Conforme con uno de los más antiguos conceptos de la vida, los seres vivos se
consideraban esencialmente diferentes de la materia inanimada, de modo que no
podía comprenderse la naturaleza de la vida a través del estudio de dicha
materia inanimada. En síntesis, este punto de vista afirmaba la existencia de dos
series separadas dentro de la ley natural; la de los seres vivientes y la de los
objetos inanimados. Esta es la concepción “vitalista”.

Por otra parte, la vida puede considerarse como algo muy especial, pero no
fundamentalmente distinto de los sistemas menos intrincados del universo
inanimado. Si se dedica suficiente tiempo y esfuerzo al estudio del mundo
inanimado, pueden obtenerse conocimientos que ayudan a comprender los
organismos vivos, que, según esta teoría, constituyen sistemas increíblemente
complejos. Tal es la concepción “mecanicista”.

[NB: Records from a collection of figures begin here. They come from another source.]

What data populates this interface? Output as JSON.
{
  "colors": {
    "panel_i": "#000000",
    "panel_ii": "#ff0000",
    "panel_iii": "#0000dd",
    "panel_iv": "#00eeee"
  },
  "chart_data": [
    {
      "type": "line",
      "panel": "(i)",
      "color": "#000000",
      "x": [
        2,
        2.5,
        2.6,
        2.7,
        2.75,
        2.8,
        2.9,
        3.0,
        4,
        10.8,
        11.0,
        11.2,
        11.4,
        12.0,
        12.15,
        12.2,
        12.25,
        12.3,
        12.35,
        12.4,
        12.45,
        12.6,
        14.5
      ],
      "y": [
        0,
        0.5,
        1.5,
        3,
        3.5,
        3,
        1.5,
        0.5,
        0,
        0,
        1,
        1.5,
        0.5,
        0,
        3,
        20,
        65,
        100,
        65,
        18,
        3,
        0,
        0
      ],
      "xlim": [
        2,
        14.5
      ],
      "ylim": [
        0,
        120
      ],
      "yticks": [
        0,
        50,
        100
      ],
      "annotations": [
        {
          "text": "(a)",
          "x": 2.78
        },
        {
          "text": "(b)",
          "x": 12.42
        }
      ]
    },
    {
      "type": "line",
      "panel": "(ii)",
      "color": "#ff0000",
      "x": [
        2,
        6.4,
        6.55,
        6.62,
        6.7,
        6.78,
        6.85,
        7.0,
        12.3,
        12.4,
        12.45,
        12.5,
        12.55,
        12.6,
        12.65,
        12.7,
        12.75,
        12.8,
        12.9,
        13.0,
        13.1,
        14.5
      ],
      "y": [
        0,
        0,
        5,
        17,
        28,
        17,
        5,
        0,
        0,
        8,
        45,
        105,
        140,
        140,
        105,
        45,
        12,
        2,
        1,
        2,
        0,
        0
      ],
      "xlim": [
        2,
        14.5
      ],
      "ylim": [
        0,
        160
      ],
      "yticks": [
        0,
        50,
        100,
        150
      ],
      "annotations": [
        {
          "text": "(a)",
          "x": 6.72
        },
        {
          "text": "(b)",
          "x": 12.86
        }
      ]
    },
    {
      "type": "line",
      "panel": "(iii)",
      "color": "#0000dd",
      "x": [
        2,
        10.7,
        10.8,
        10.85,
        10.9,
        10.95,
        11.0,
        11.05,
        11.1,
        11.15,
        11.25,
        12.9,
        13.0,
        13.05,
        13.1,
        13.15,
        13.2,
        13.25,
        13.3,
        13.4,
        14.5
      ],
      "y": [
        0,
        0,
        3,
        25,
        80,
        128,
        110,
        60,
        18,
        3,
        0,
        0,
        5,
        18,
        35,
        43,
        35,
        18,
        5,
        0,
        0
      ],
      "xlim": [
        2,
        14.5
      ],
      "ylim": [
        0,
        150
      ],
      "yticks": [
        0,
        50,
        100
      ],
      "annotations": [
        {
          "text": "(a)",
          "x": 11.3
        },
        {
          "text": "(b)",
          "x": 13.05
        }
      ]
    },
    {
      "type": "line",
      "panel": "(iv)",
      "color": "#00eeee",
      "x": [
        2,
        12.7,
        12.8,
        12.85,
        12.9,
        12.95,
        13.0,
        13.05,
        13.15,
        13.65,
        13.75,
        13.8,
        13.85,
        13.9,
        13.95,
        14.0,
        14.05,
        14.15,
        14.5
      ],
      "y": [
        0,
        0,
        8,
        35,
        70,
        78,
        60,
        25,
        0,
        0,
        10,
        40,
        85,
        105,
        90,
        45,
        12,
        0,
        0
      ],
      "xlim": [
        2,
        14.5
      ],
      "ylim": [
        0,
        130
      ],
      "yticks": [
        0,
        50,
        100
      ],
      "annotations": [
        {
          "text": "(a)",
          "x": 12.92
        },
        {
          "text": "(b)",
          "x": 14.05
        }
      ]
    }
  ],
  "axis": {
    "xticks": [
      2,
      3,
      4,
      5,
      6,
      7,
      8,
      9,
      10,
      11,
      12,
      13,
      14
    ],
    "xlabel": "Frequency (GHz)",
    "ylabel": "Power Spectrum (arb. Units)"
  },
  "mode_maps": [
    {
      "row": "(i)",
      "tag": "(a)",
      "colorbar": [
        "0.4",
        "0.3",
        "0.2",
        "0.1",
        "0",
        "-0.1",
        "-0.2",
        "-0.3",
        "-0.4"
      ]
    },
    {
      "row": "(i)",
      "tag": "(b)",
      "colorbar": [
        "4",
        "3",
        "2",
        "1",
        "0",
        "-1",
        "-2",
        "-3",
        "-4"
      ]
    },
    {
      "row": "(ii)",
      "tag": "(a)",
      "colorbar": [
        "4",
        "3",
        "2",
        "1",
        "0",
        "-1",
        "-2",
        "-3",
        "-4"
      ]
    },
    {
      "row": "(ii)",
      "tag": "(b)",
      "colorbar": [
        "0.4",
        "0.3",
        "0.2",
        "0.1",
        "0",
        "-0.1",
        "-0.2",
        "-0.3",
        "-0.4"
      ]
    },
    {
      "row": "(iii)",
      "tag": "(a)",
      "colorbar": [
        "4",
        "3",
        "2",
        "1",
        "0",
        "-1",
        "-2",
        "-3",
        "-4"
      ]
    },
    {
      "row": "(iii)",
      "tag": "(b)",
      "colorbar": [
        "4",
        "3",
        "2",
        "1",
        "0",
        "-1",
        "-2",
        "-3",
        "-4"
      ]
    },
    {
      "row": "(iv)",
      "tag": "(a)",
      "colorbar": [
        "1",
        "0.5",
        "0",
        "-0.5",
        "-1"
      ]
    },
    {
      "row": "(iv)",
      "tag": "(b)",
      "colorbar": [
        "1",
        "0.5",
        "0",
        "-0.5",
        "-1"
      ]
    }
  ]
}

El descubrimiento de Harvey favoreció, desde luego, a la concepción


mecanicista. El corazón podía considerarse una bomba y la corriente sanguínea
se comportaba como cualquier corriente de fluido inanimado. Si ello era exacto,
¿cuál era el límite?¿Era posible que todo el resto del organismo viviente fuese un
mero conjunto de sistemas mecánicos complicados y relacionados entre sí? El
filósofo más importante de la época, el francés René Descartes (1596-1650), se
sentía atraído por la noción de que el cuerpo es un sistema mecánico.

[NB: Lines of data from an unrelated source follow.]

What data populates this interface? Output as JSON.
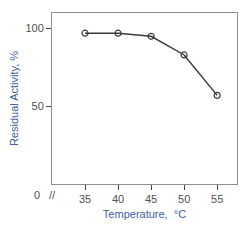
{
  "chart_data": {
    "type": "line",
    "x": [
      35,
      40,
      45,
      50,
      55
    ],
    "values": [
      97,
      97,
      95,
      83,
      57
    ],
    "color": "#3a3a3a",
    "marker": "circle-open",
    "xlabel": "Temperature,  °C",
    "ylabel": "Residual Activity, %",
    "xlim": [
      30,
      58
    ],
    "xticks": [
      35,
      40,
      45,
      50,
      55
    ],
    "ylim": [
      0,
      110
    ],
    "yticks": [
      50,
      100
    ],
    "annotations": [
      "0",
      "//"
    ],
    "grid": false
  }
}
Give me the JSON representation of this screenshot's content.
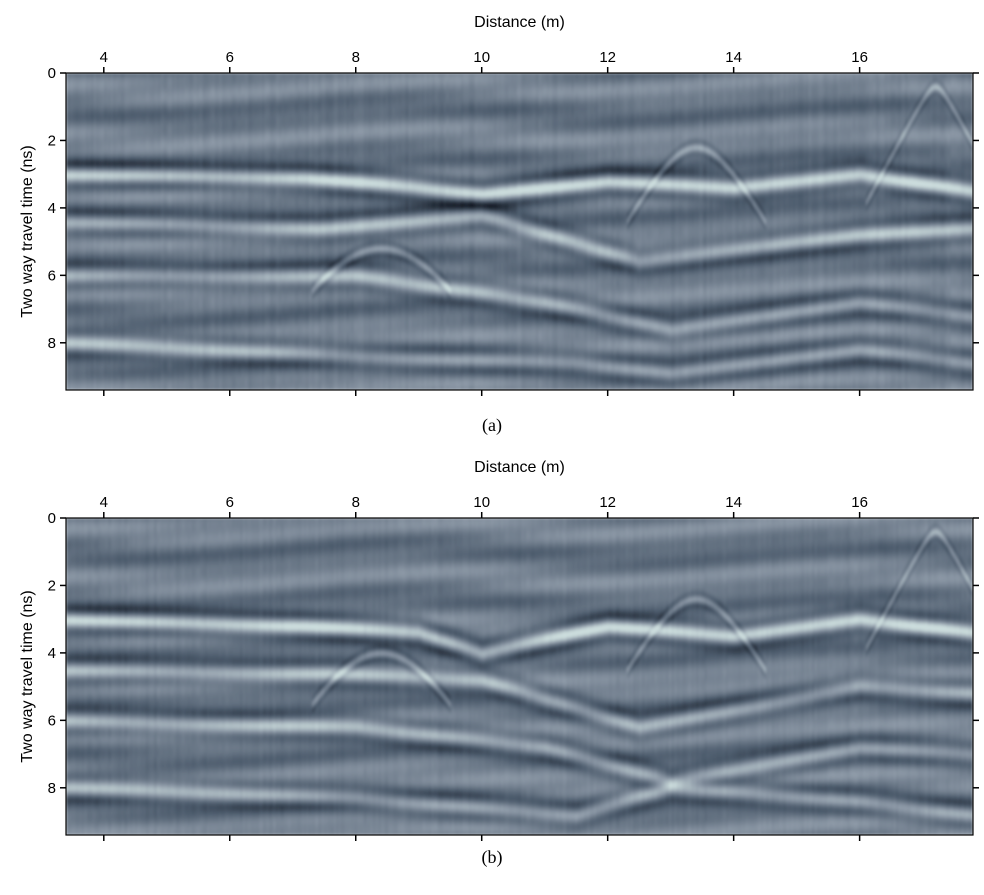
{
  "chart_data": [
    {
      "type": "heatmap",
      "panel_label": "(a)",
      "xlabel": "Distance (m)",
      "ylabel": "Two way travel time (ns)",
      "xlim": [
        3.4,
        17.8
      ],
      "ylim": [
        0,
        9.4
      ],
      "x_ticks": [
        4,
        6,
        8,
        10,
        12,
        14,
        16
      ],
      "y_ticks": [
        0,
        2,
        4,
        6,
        8
      ],
      "y_inverted": true,
      "colormap": [
        "#0b0f18",
        "#4b5a6b",
        "#8c98a6",
        "#ccdddd"
      ],
      "reflectors_ns": [
        {
          "x": [
            3.4,
            7.2,
            9.0,
            10.0,
            12.0,
            14.0,
            16.0,
            17.8
          ],
          "t": [
            3.0,
            3.1,
            3.4,
            3.6,
            3.2,
            3.4,
            3.0,
            3.5
          ]
        },
        {
          "x": [
            3.4,
            7.5,
            10.0,
            12.5,
            16.0,
            17.8
          ],
          "t": [
            4.4,
            4.6,
            4.2,
            5.6,
            4.8,
            4.6
          ]
        },
        {
          "x": [
            3.4,
            8.0,
            11.0,
            13.0,
            16.0,
            17.8
          ],
          "t": [
            6.0,
            6.0,
            6.8,
            7.6,
            6.8,
            7.2
          ]
        },
        {
          "x": [
            3.4,
            8.0,
            11.5,
            13.0,
            16.0,
            17.8
          ],
          "t": [
            8.0,
            8.4,
            8.6,
            8.9,
            8.2,
            8.6
          ]
        }
      ],
      "hyperbolas": [
        {
          "x0": 8.4,
          "t0": 5.2
        },
        {
          "x0": 13.4,
          "t0": 2.2
        },
        {
          "x0": 17.2,
          "t0": 0.4
        }
      ]
    },
    {
      "type": "heatmap",
      "panel_label": "(b)",
      "xlabel": "Distance (m)",
      "ylabel": "Two way travel time (ns)",
      "xlim": [
        3.4,
        17.8
      ],
      "ylim": [
        0,
        9.4
      ],
      "x_ticks": [
        4,
        6,
        8,
        10,
        12,
        14,
        16
      ],
      "y_ticks": [
        0,
        2,
        4,
        6,
        8
      ],
      "y_inverted": true,
      "colormap": [
        "#0b0f18",
        "#4b5a6b",
        "#8c98a6",
        "#ccdddd"
      ],
      "reflectors_ns": [
        {
          "x": [
            3.4,
            7.2,
            9.0,
            10.0,
            12.0,
            14.0,
            16.0,
            17.8
          ],
          "t": [
            3.0,
            3.2,
            3.4,
            4.0,
            3.2,
            3.5,
            3.0,
            3.4
          ]
        },
        {
          "x": [
            3.4,
            7.5,
            10.0,
            12.5,
            16.0,
            17.8
          ],
          "t": [
            4.5,
            4.6,
            4.8,
            6.2,
            5.0,
            5.2
          ]
        },
        {
          "x": [
            3.4,
            8.0,
            11.0,
            13.0,
            16.0,
            17.8
          ],
          "t": [
            6.0,
            6.2,
            6.8,
            7.8,
            6.8,
            7.0
          ]
        },
        {
          "x": [
            3.4,
            8.0,
            11.5,
            13.0,
            16.0,
            17.8
          ],
          "t": [
            8.0,
            8.3,
            8.8,
            8.0,
            8.4,
            8.8
          ]
        }
      ],
      "hyperbolas": [
        {
          "x0": 8.4,
          "t0": 4.0
        },
        {
          "x0": 13.4,
          "t0": 2.4
        },
        {
          "x0": 17.2,
          "t0": 0.4
        }
      ]
    }
  ]
}
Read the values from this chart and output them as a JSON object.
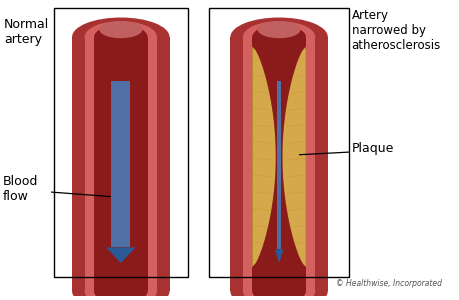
{
  "bg_color": "#ffffff",
  "artery_outer_color": "#a83232",
  "artery_inner_color": "#c04040",
  "artery_lumen_color": "#8b1a1a",
  "artery_highlight": "#d46060",
  "blood_flow_color": "#4a7ab5",
  "blood_flow_dark": "#2a5a95",
  "plaque_color": "#d4a84b",
  "plaque_edge": "#b8902a",
  "plaque_texture": "#c49030",
  "box_color": "#000000",
  "text_color": "#000000",
  "label_line_color": "#000000",
  "copyright_color": "#555555",
  "title_normal": "Normal\nartery",
  "title_narrowed": "Artery\nnarrowed by\natherosclerosis",
  "label_blood": "Blood\nflow",
  "label_plaque": "Plaque",
  "copyright": "© Healthwise, Incorporated"
}
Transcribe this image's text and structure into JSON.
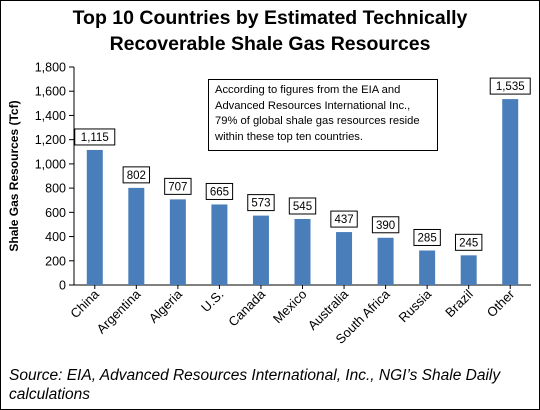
{
  "title_line1": "Top 10 Countries by Estimated Technically",
  "title_line2": "Recoverable Shale Gas Resources",
  "annotation": "According to figures from the EIA and Advanced Resources International Inc., 79% of global shale gas resources reside within these top ten countries.",
  "source": "Source: EIA, Advanced Resources International, Inc., NGI’s Shale Daily calculations",
  "chart_data": {
    "type": "bar",
    "title": "Top 10 Countries by Estimated Technically Recoverable Shale Gas Resources",
    "xlabel": "",
    "ylabel": "Shale Gas Resources (Tcf)",
    "categories": [
      "China",
      "Argentina",
      "Algeria",
      "U.S.",
      "Canada",
      "Mexico",
      "Australia",
      "South Africa",
      "Russia",
      "Brazil",
      "Other"
    ],
    "values": [
      1115,
      802,
      707,
      665,
      573,
      545,
      437,
      390,
      285,
      245,
      1535
    ],
    "data_labels": [
      "1,115",
      "802",
      "707",
      "665",
      "573",
      "545",
      "437",
      "390",
      "285",
      "245",
      "1,535"
    ],
    "ylim": [
      0,
      1800
    ],
    "yticks": [
      "0",
      "200",
      "400",
      "600",
      "800",
      "1,000",
      "1,200",
      "1,400",
      "1,600",
      "1,800"
    ],
    "bar_color": "#4a7ebb",
    "grid": false,
    "legend": "none"
  }
}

Esta teoría contrariaba seriamente las creencias de la época, al menos en el


caso del hombre, y Descartes tuvo la precaución de señalar que el mecanismo del
cuerpo humano no incluía la mente y el alma, sino únicamente la estructura
física animal. En lo referente a la mente y al alma se conformó con seguir siendo
vitalista. Descartes sugirió que la interrelación entre el cuerpo y la mente-alma
se efectuaba a través de un pequeño órgano cerebral, la “glándula pineal”. Lo
sedujo la errónea creencia de que sólo el hombre poseía dicha glándula. Pronto
se comprobó que ello era inexacto. En efecto, en algunos reptiles primitivos la
glándula pineal se halla aún más desarrollada que en el hombre.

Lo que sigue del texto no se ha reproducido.